Terasa sangat asri dan sejuk. Udara dingin menyelimuti dengan suara gemuruh riuh dari air yang terjatuh dari tebing tinggi itu menghantam keras sungai yang ada di bawahnya. Aku dibuat terpana akan keindahannya.

Segar. Nyaman. Damai.

Sebagian karyawan berpencar untuk bersenang-senang dan begitu juga dengan Maudy dan April yang mendadak jadi seksi dokumentasi. Ike mulai turun ke bawah untuk berenang.

Tiba-tiba, Garra berdiri tepat di sebelahku, dia berbisik, “Mau turun?”

Aku refleks menatapnya sekejap untuk kemudian kembali mengalihkan perhatian. Aku tidak mau menjadi pusat perhatian orang-orang. “Ngga tahu ... mau sih ... tapi males.”

“Jadi?” tanyanya.

“Nanti deh.”

Garra terdiam. Aku juga diam. Tapi aku curi-curi pandang ke dia dan kulihat dia sedang tersenyum memerhatikan sekitar. Entah apa yang dia lihat, tetapi senyuman itu penuh kekaguman.

“Ca ... sini turun!” teriak Ike dari arah bawah dan refleks aku menatapnya dan menggeleng.

“Nanti aja!” balasku berteriak.

“Maudy, April, sini turun!” teriak Ike.

Aku lihat Maudy menggeleng, sementara April langsung menghampiri Ike.

“Kenapa nggak turun?” kataku ke Maudy.

“Takut,” kata Maudy. “Takut terbawa arus.”

Husshh!! Ngomongnya!” kataku memperingati.

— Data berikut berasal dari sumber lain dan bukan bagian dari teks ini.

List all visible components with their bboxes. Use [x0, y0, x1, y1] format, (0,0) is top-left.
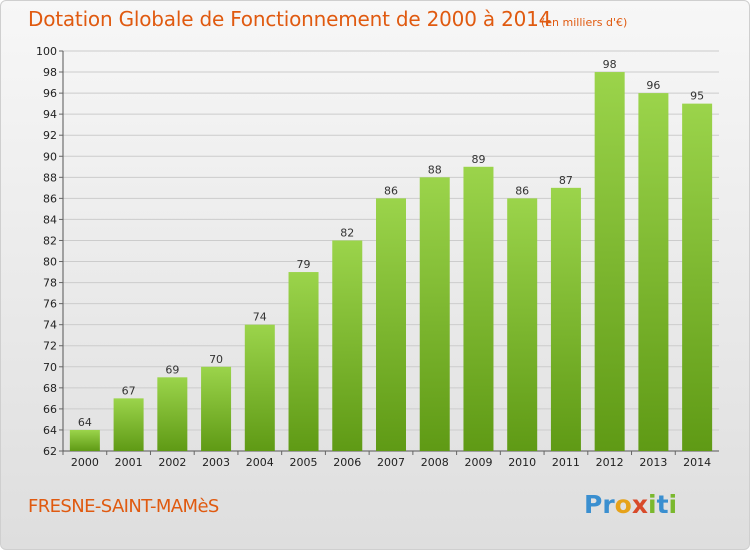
logo-letter: i — [648, 490, 657, 519]
data-label: 87 — [559, 174, 573, 187]
x-tick-label: 2012 — [596, 456, 624, 469]
x-tick-label: 2006 — [333, 456, 361, 469]
data-label: 89 — [471, 153, 485, 166]
logo-letter: t — [656, 490, 669, 519]
y-tick-label: 100 — [36, 45, 57, 58]
y-tick-label: 64 — [43, 424, 57, 437]
data-label: 79 — [297, 258, 311, 271]
x-tick-label: 2014 — [683, 456, 711, 469]
y-tick-label: 90 — [43, 150, 57, 163]
data-label: 70 — [209, 353, 223, 366]
x-tick-label: 2013 — [639, 456, 667, 469]
bar — [638, 93, 669, 452]
city-name: FRESNE-SAINT-MAMèS — [28, 496, 219, 517]
bar — [682, 103, 713, 451]
data-label: 69 — [165, 363, 179, 376]
x-tick-label: 2010 — [508, 456, 536, 469]
bar — [463, 166, 494, 451]
x-tick-label: 2004 — [246, 456, 274, 469]
y-tick-label: 96 — [43, 87, 57, 100]
logo-letter: i — [668, 490, 678, 519]
y-tick-label: 88 — [43, 171, 57, 184]
bar — [332, 240, 363, 451]
logo-letter: P — [584, 490, 603, 519]
logo-letter: x — [631, 490, 648, 519]
value-labels: 64 67 69 70 74 79 82 86 88 89 86 87 98 96 95 — [78, 58, 704, 429]
y-tick-label: 72 — [43, 340, 57, 353]
data-label: 86 — [384, 184, 398, 197]
data-label: 95 — [690, 90, 704, 103]
x-tick-label: 2001 — [115, 456, 143, 469]
x-tick-label: 2007 — [377, 456, 405, 469]
logo-letter: r — [602, 490, 615, 519]
bar — [288, 272, 319, 451]
proxiti-logo: Proxiti — [584, 490, 677, 519]
bar — [157, 377, 188, 451]
chart-subtitle: (en milliers d'€) — [541, 16, 628, 29]
data-label: 64 — [78, 416, 92, 429]
data-label: 88 — [428, 163, 442, 176]
y-tick-label: 92 — [43, 129, 57, 142]
data-label: 98 — [603, 58, 617, 71]
y-axis-ticks: 62 64 66 68 70 72 74 76 78 80 82 84 86 88 90 92 94 96 98 10… — [36, 45, 63, 458]
x-axis-ticks: 2000 2001 2002 2003 2004 2005 2006 2007 2008 2009… — [62, 451, 711, 469]
y-tick-label: 80 — [43, 256, 57, 269]
data-label: 67 — [122, 384, 136, 397]
data-label: 86 — [515, 184, 529, 197]
y-tick-label: 82 — [43, 234, 57, 247]
bar — [376, 198, 406, 451]
bar — [507, 198, 538, 451]
bar — [244, 324, 275, 451]
y-tick-label: 86 — [43, 192, 57, 205]
bar — [113, 398, 144, 451]
y-tick-label: 76 — [43, 298, 57, 311]
x-tick-label: 2008 — [421, 456, 449, 469]
x-tick-label: 2011 — [552, 456, 580, 469]
bar — [201, 366, 232, 451]
data-label: 82 — [340, 226, 354, 239]
x-tick-label: 2000 — [71, 456, 99, 469]
bar — [419, 177, 450, 451]
bar — [550, 187, 581, 451]
x-tick-label: 2005 — [290, 456, 318, 469]
x-tick-label: 2002 — [158, 456, 186, 469]
x-tick-label: 2009 — [464, 456, 492, 469]
bar — [69, 429, 100, 451]
y-tick-label: 70 — [43, 361, 57, 374]
y-tick-label: 62 — [43, 445, 57, 458]
y-tick-label: 68 — [43, 382, 57, 395]
y-tick-label: 78 — [43, 277, 57, 290]
y-tick-label: 84 — [43, 213, 57, 226]
y-tick-label: 98 — [43, 66, 57, 79]
y-tick-label: 74 — [43, 319, 57, 332]
data-label: 74 — [253, 311, 267, 324]
chart-title: Dotation Globale de Fonctionnement de 20… — [28, 7, 552, 31]
bar — [594, 72, 625, 451]
x-tick-label: 2003 — [202, 456, 230, 469]
data-label: 96 — [646, 79, 660, 92]
bars — [69, 72, 713, 452]
y-tick-label: 66 — [43, 403, 57, 416]
logo-letter: o — [614, 490, 632, 519]
y-tick-label: 94 — [43, 108, 57, 121]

Dia memang selalu begitu. Konon katanya, Maudy takut air dengan porsi banyak—dia sering bilang air besar—maksudnya seperti sungai, laut, danau. Entah mengapa dia begitu, aku pun tak mengerti. Tiap kali Aku, Ike dan April ajak ke laut untuk menikmati sunset, dia selalu beralasan ‘takut tsunami'. 

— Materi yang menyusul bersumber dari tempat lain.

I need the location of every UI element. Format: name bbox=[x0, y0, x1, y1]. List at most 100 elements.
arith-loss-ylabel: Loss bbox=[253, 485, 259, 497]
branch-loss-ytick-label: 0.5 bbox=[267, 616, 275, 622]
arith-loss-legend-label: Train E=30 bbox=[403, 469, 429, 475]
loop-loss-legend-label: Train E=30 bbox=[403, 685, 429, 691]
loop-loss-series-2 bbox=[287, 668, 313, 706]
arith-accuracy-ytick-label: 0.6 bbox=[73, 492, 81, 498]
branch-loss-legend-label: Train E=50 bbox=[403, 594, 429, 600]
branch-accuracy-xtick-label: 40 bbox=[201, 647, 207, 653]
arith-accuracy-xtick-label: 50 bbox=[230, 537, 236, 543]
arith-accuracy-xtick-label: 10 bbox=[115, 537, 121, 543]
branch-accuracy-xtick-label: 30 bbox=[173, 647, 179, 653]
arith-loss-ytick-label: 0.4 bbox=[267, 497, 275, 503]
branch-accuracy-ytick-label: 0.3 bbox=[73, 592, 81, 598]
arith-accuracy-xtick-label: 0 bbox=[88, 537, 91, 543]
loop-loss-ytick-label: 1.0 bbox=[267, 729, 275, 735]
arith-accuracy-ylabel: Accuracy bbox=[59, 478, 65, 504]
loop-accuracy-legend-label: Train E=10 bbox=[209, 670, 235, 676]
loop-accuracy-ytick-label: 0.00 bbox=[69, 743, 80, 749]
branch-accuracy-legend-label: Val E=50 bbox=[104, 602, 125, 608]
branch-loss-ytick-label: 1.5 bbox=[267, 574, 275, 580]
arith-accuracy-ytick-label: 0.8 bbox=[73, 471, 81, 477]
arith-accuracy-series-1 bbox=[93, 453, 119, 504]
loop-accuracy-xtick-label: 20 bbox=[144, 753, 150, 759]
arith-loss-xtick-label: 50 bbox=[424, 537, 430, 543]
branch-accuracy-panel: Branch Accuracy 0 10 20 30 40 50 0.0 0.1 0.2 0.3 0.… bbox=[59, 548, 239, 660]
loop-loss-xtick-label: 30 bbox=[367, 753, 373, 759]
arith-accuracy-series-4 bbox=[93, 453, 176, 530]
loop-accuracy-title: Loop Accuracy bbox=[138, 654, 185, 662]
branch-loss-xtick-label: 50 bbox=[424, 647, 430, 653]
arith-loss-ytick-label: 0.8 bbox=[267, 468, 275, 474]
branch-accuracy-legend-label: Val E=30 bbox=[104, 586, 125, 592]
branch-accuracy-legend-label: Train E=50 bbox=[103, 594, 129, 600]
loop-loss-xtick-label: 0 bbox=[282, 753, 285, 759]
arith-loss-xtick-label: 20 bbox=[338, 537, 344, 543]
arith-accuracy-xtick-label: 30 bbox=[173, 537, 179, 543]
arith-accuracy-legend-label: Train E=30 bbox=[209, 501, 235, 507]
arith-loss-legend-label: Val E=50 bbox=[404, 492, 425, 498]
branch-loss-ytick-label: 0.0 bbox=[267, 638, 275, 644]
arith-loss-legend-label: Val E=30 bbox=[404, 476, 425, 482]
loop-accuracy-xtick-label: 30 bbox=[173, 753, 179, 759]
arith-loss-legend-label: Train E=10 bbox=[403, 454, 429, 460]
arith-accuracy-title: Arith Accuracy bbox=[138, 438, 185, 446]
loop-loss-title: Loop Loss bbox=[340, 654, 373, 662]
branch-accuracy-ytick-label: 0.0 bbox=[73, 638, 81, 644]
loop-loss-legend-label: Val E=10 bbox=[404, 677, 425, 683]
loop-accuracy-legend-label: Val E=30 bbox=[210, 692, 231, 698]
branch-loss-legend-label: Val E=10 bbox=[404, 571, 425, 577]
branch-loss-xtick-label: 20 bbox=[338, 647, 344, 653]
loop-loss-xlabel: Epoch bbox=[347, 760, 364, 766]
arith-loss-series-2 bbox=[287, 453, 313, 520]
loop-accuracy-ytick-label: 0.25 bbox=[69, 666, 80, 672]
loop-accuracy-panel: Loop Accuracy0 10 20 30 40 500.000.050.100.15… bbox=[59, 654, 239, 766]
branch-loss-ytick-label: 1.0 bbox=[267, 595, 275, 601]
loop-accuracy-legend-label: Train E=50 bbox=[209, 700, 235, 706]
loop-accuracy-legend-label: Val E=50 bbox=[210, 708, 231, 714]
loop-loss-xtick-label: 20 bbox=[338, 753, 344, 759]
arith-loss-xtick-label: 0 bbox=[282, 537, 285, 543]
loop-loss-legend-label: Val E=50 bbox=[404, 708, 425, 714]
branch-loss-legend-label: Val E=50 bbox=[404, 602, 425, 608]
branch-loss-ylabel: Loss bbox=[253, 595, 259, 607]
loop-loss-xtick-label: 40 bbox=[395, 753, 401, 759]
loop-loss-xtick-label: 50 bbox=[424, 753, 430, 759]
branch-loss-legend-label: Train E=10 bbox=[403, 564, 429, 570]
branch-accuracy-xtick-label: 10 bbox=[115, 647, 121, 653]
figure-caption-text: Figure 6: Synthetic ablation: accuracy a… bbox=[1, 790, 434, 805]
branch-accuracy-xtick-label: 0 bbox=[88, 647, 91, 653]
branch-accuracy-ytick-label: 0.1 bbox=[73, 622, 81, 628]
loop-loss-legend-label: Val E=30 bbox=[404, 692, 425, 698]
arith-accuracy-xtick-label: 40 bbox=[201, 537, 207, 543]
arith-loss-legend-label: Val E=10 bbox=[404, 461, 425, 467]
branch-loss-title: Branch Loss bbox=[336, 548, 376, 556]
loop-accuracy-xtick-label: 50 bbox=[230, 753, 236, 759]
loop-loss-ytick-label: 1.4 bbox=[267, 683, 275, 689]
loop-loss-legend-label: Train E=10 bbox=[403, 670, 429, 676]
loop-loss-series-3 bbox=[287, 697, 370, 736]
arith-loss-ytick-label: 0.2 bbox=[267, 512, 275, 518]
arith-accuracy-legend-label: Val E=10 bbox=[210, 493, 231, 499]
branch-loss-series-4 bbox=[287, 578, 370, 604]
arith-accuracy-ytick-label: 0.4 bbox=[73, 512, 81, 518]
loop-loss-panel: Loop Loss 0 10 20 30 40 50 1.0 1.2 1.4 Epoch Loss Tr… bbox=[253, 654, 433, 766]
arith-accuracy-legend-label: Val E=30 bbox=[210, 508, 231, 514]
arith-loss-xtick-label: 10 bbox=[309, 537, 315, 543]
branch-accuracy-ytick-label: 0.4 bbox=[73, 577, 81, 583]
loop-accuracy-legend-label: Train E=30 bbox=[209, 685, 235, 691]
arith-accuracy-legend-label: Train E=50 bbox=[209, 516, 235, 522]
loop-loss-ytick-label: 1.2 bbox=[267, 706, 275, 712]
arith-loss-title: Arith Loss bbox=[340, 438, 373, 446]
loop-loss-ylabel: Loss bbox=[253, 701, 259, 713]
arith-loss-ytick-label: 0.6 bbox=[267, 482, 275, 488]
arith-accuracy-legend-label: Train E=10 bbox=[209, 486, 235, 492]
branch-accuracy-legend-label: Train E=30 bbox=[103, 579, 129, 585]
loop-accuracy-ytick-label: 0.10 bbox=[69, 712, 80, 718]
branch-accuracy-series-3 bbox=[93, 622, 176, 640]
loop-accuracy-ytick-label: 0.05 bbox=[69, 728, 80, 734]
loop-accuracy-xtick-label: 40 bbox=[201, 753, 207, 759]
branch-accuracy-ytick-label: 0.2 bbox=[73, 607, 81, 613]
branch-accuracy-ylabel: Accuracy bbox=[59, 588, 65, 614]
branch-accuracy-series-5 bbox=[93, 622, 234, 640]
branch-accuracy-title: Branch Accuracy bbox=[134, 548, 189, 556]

“Beneran. Kan, nggak ada yang tahu,” katanya. Dia kembali mendokumentasikan sekitar dengan kamera ponselnya dan berlalu pergi meninggalkan aku.

Aku menatap Garra yang sedang menatapku. Dia tersenyum, aku juga tapi senyum tipis.

“Kalau mau turun, bareng Garra, ya? Garra nyamperin temen-temen dulu, nggak enak soalnya,” kata Garra.

Aku mengangguk.

Dia berlalu pergi dan hanya aku sendiri, menatap Ike dan April yang sedang asyik bermain air sembari berfoto. Aku jadi kepengen juga, akhirnya aku turun tanpa memberitahu Garra. Aku tidak mau merepotkan dia karena kulihat dia sedang mengobrol dengan teman-temannya.

“Bantuin dong!!” teriakku pada April dan Ike. Mereka yang sedang duduk di batu besar, akhirnya beranjak dan menjulurkan tangannya padaku.